Before this, she’d never paid attention to his heavily wrinkled eyebrows that shifted and moved when he was upset. He really was a watchdog. And something out there bothered him. Feeling a little spooked, she caught him by the collar and dragged him inside and closed the door.

“First thing we need to do is unload the car. Then I want a cup of tea. Afterward we can explore.”

She returned to her car. Emptying the contents from the back seat and the trunk of her Honda to the concrete driveway, she stood amid her measly pile of belongings and shook her head. After fourteen years of marriage, she was reduced to five suitcases and two carry-on bags. What a change. Resolutely she grabbed several of her suitcases and took them up the front porch steps and into the house.

She dropped them at the bottom of the staircase. She didn’t even remember how many rooms were upstairs from her last visit, years ago, to see Nan. Wouldn’t matter now. Nan could have knocked down walls and made two bedrooms into one for all Doreen knew. She wondered if a usable bed was to be found in any of them.
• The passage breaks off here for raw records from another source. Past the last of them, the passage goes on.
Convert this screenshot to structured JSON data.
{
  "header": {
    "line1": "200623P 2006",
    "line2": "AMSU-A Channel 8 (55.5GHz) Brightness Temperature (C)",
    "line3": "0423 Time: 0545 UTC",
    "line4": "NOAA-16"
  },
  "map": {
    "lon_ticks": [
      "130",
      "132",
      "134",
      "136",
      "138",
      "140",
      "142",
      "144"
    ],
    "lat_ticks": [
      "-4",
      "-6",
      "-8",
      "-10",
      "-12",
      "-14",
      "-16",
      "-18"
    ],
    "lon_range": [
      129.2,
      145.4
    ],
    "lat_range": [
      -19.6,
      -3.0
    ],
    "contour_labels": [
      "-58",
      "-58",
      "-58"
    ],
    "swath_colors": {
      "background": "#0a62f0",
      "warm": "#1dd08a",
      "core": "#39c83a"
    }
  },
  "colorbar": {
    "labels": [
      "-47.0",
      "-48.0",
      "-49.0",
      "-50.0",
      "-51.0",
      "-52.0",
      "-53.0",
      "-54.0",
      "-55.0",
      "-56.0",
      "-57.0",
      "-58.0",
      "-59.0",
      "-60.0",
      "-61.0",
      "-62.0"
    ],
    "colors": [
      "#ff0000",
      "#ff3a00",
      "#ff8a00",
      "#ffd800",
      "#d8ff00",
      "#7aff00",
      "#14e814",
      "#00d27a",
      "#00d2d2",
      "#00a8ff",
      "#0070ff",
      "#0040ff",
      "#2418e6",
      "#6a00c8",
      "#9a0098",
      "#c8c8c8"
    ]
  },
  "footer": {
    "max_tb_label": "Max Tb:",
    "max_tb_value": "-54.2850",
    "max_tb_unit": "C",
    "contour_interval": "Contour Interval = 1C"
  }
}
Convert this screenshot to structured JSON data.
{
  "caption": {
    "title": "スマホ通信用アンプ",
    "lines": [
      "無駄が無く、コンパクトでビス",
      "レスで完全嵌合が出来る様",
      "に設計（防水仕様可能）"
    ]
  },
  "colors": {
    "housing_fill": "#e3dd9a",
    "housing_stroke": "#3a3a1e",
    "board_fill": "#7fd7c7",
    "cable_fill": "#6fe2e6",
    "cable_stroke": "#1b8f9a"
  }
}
She collected the rest of her luggage from the driveway and added them to the growing pile inside. Afterward she retrieved Mugs’s food and water dishes from the front passenger side of the car. On her last trip, she collected his bag of assorted dog food and treats, then made a clean sweep of the Honda’s interior to make sure she hadn’t left anything behind. She locked the car, walked inside, and shut the front door.

She leaned against it and studied her new home.

Nan had said something about looking after her Maine coon cat that generally lived outside. So far there had been no sign of it.

“Oh.” Doreen brightened. “Mugs, is that what you smelled out back? Was it the cat?” She walked to the back door again and opened it. “Hey, kitty, kitty. This is your home, kitty, but Mugs lives here now too.”

Mugs growled. Then came a howl and a hiss, before a screaming cat ripped inside the house between Doreen and Mugs. Instantly the dog barked and gave chase. Standing with her back to the rear doorway, in her three-thousand-dollar Chanel suit she had traveled in, Doreen watched as her professionally pedicured dog happily chased the crap out of the ragtag cat that looked to be almost bobcat size.

What the heck had Doreen gotten herself into?